Hi, over the past 12 months I've been experiencing this and I think it is linked to my hormones. The past 2 nights I've been awake at 4am having a panic attack. Haven't told anyone or gone to the doctors (yet) Have tried breathing techniques which do help 'in the moment' but think I need some chemical assistance. I can feel my heart starting to pound now because I'm thinking about it. It sucks.

Oh crisp. I so understand and I'm glad it's not just me.

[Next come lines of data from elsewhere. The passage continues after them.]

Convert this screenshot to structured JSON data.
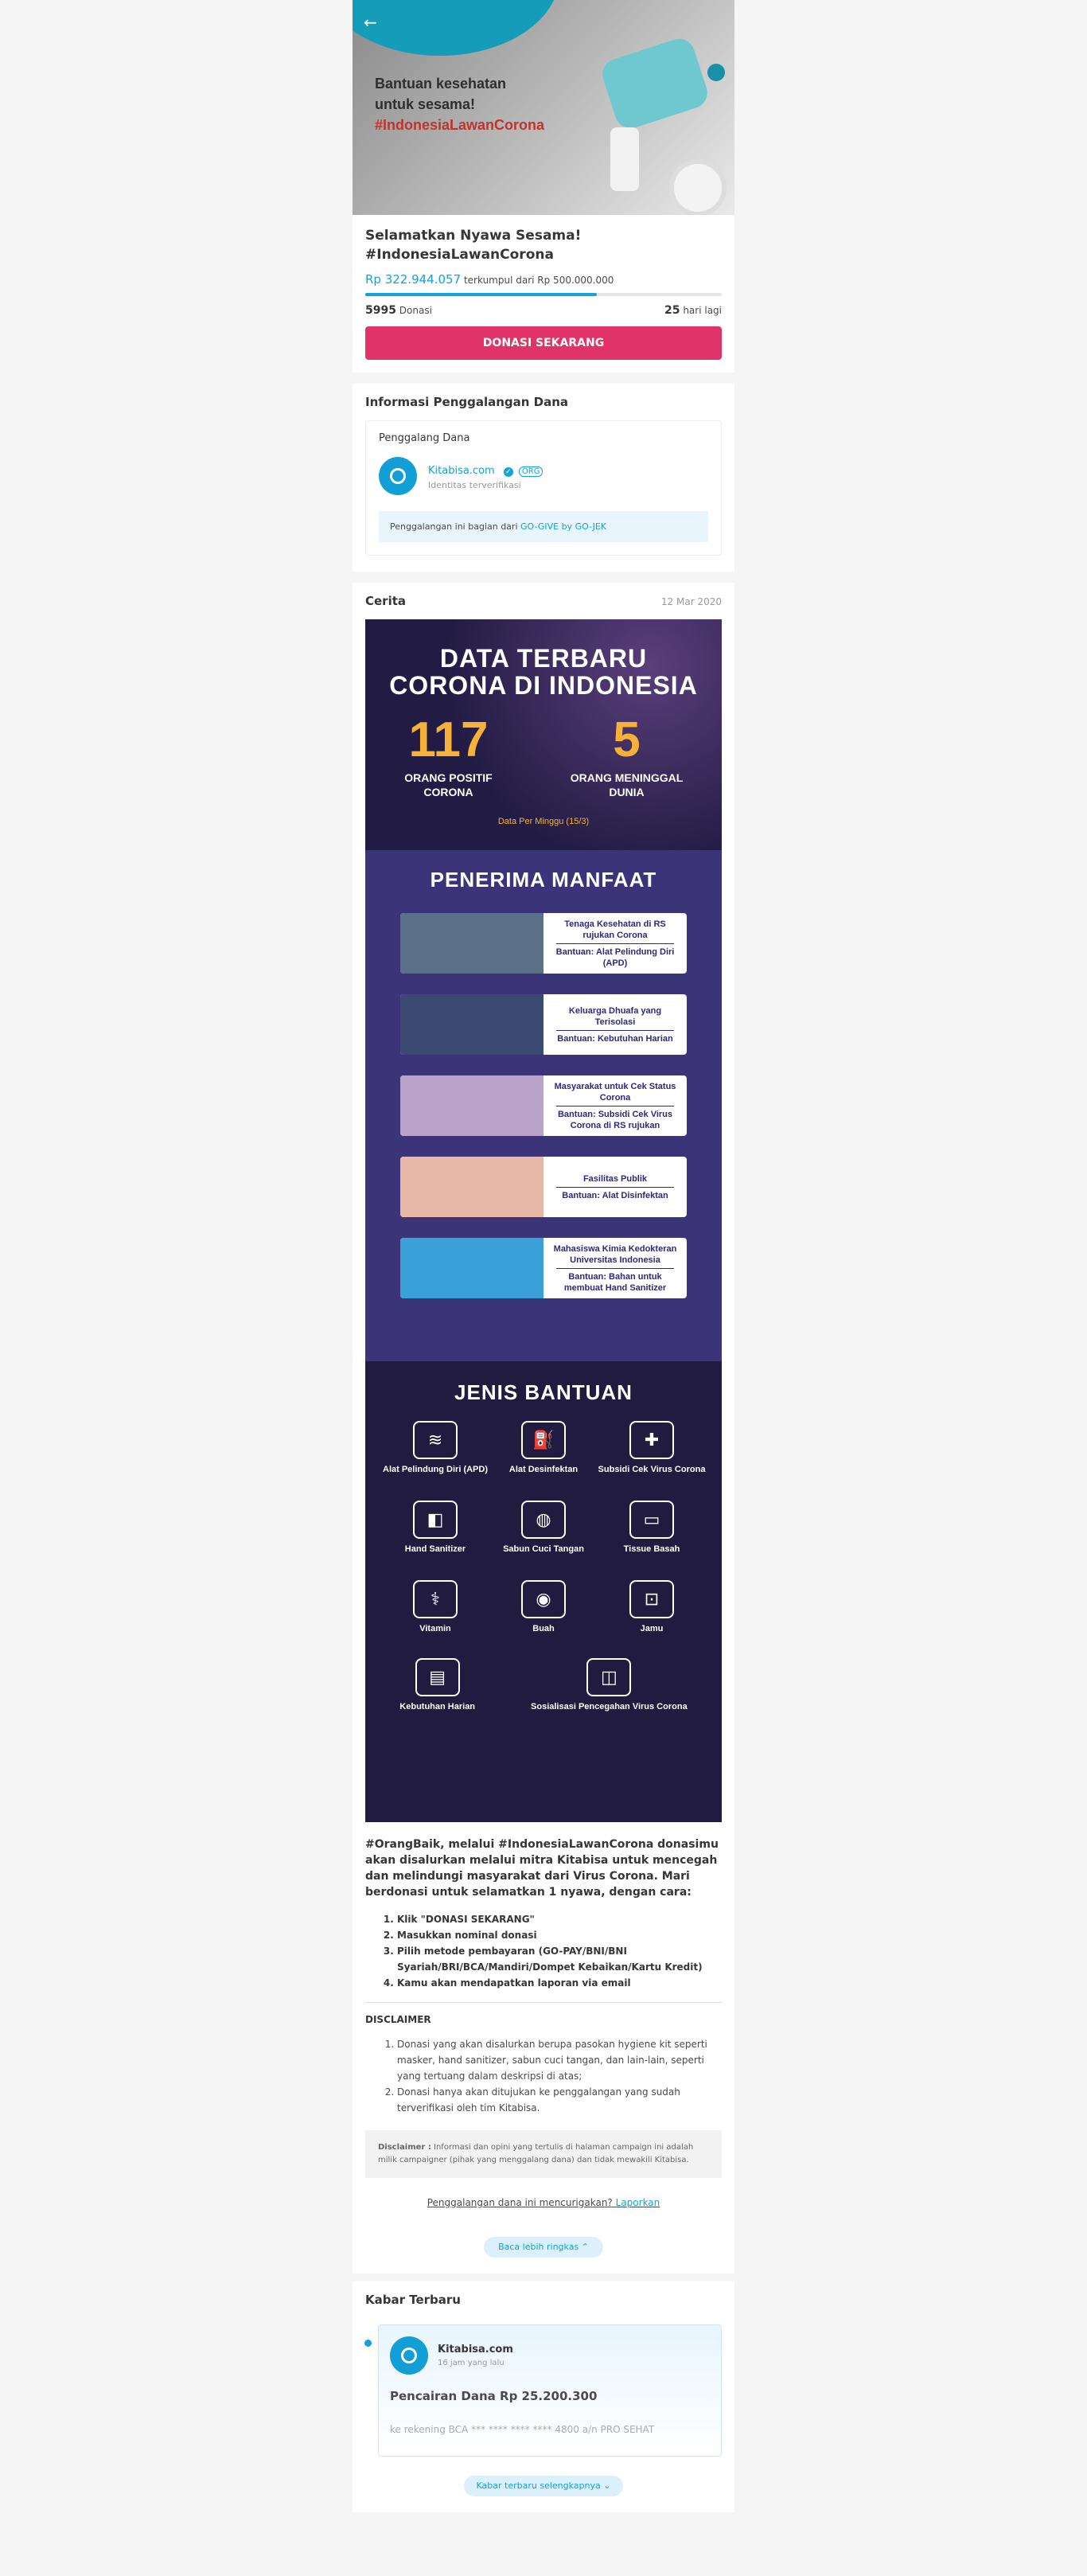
{
  "hero": {
    "line1": "Bantuan kesehatan",
    "line2": "untuk sesama!",
    "hashtag": "#IndonesiaLawanCorona"
  },
  "campaign": {
    "title": "Selamatkan Nyawa Sesama! #IndonesiaLawanCorona",
    "collected": "Rp 322.944.057",
    "target_text": "terkumpul dari Rp 500.000.000",
    "progress": 0.65,
    "donors": "5995",
    "donors_label": "Donasi",
    "days": "25",
    "days_label": "hari lagi",
    "donate_button": "DONASI SEKARANG"
  },
  "info": {
    "title": "Informasi Penggalangan Dana",
    "fundraiser_label": "Penggalang Dana",
    "org_name": "Kitabisa.com",
    "org_tag": "ORG",
    "org_status": "Identitas terverifikasi",
    "note_text": "Penggalangan ini bagian dari ",
    "note_link": "GO-GIVE by GO-JEK"
  },
  "story": {
    "title": "Cerita",
    "date": "12 Mar 2020",
    "infographic": {
      "title_line1": "DATA TERBARU",
      "title_line2": "CORONA DI INDONESIA",
      "positive_num": "117",
      "positive_label": "ORANG POSITIF CORONA",
      "death_num": "5",
      "death_label": "ORANG MENINGGAL DUNIA",
      "footnote": "Data Per Minggu (15/3)",
      "beneficiaries_title": "PENERIMA MANFAAT",
      "beneficiaries": [
        {
          "who": "Tenaga Kesehatan di RS rujukan Corona",
          "aid": "Bantuan: Alat Pelindung Diri (APD)",
          "color": "#5b6f86"
        },
        {
          "who": "Keluarga Dhuafa yang Terisolasi",
          "aid": "Bantuan: Kebutuhan Harian",
          "color": "#3c4a73"
        },
        {
          "who": "Masyarakat untuk Cek Status Corona",
          "aid": "Bantuan: Subsidi Cek Virus Corona di RS rujukan",
          "color": "#b9a3c8"
        },
        {
          "who": "Fasilitas Publik",
          "aid": "Bantuan: Alat Disinfektan",
          "color": "#e8b8a8"
        },
        {
          "who": "Mahasiswa Kimia Kedokteran Universitas Indonesia",
          "aid": "Bantuan: Bahan untuk membuat Hand Sanitizer",
          "color": "#3aa0d8"
        }
      ],
      "types_title": "JENIS BANTUAN",
      "types": [
        {
          "label": "Alat Pelindung Diri (APD)",
          "icon": "mask-icon",
          "glyph": "≋"
        },
        {
          "label": "Alat Desinfektan",
          "icon": "sprayer-icon",
          "glyph": "⛽"
        },
        {
          "label": "Subsidi Cek Virus Corona",
          "icon": "clipboard-icon",
          "glyph": "✚"
        },
        {
          "label": "Hand Sanitizer",
          "icon": "sanitizer-icon",
          "glyph": "◧"
        },
        {
          "label": "Sabun Cuci Tangan",
          "icon": "soap-icon",
          "glyph": "◍"
        },
        {
          "label": "Tissue Basah",
          "icon": "tissue-icon",
          "glyph": "▭"
        },
        {
          "label": "Vitamin",
          "icon": "vitamin-icon",
          "glyph": "⚕"
        },
        {
          "label": "Buah",
          "icon": "fruit-icon",
          "glyph": "◉"
        },
        {
          "label": "Jamu",
          "icon": "jar-icon",
          "glyph": "⊡"
        }
      ],
      "types_bottom": [
        {
          "label": "Kebutuhan Harian",
          "icon": "groceries-icon",
          "glyph": "▤"
        },
        {
          "label": "Sosialisasi Pencegahan Virus Corona",
          "icon": "meeting-icon",
          "glyph": "◫"
        }
      ]
    },
    "description": "#OrangBaik, melalui #IndonesiaLawanCorona donasimu akan disalurkan melalui mitra Kitabisa untuk mencegah dan melindungi masyarakat dari Virus Corona. Mari berdonasi untuk selamatkan 1 nyawa, dengan cara:",
    "steps": [
      "Klik \"DONASI SEKARANG\"",
      "Masukkan nominal donasi",
      "Pilih metode pembayaran (GO-PAY/BNI/BNI Syariah/BRI/BCA/Mandiri/Dompet Kebaikan/Kartu Kredit)",
      "Kamu akan mendapatkan laporan via email"
    ],
    "disclaimer_title": "DISCLAIMER",
    "disclaimers": [
      "Donasi yang akan disalurkan berupa pasokan hygiene kit seperti masker, hand sanitizer, sabun cuci tangan, dan lain-lain, seperti yang tertuang dalam deskripsi di atas;",
      "Donasi hanya akan ditujukan ke penggalangan yang sudah terverifikasi oleh tim Kitabisa."
    ],
    "disclaimer_box_label": "Disclaimer :",
    "disclaimer_box_text": "Informasi dan opini yang tertulis di halaman campaign ini adalah milik campaigner (pihak yang menggalang dana) dan tidak mewakili Kitabisa.",
    "report_text": "Penggalangan dana ini mencurigakan?",
    "report_link": "Laporkan",
    "collapse_button": "Baca lebih ringkas"
  },
  "news": {
    "title": "Kabar Terbaru",
    "org_name": "Kitabisa.com",
    "time": "16 jam yang lalu",
    "update_title": "Pencairan Dana Rp 25.200.300",
    "update_text": "ke rekening BCA *** **** **** **** 4800 a/n PRO SEHAT",
    "more_button": "Kabar terbaru selengkapnya"
  }
}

I had a moment as I drove today. It's awful.

How are you now?

crispandfruity Sat 27-Dec-14 23:21:33

Ok, I can feel the pmt lifting if that makes sense. It's not just the anxiety its the general feeling of bleakness and that life is a big bag of shit. I'm 'lucky' I guess that it does appear to be hormone linked. I'm pretty sure that I'm premenopausal too - the joy! But it's knowing that every few weeks the bleakness and fear and the belief that I'm having a heart attack ( have also been on the verge of dialling the nines a few times) will return. I hope you have a good night tonight.

crispandfruity Sun 28-Dec-14 10:30:00

Well last night I slept and this morning I feel 'myself' again. No doubt I'll be back on this thread in 2/3 weeks with the middle of the night 'fear' Unless I do something sensible like see the Dr!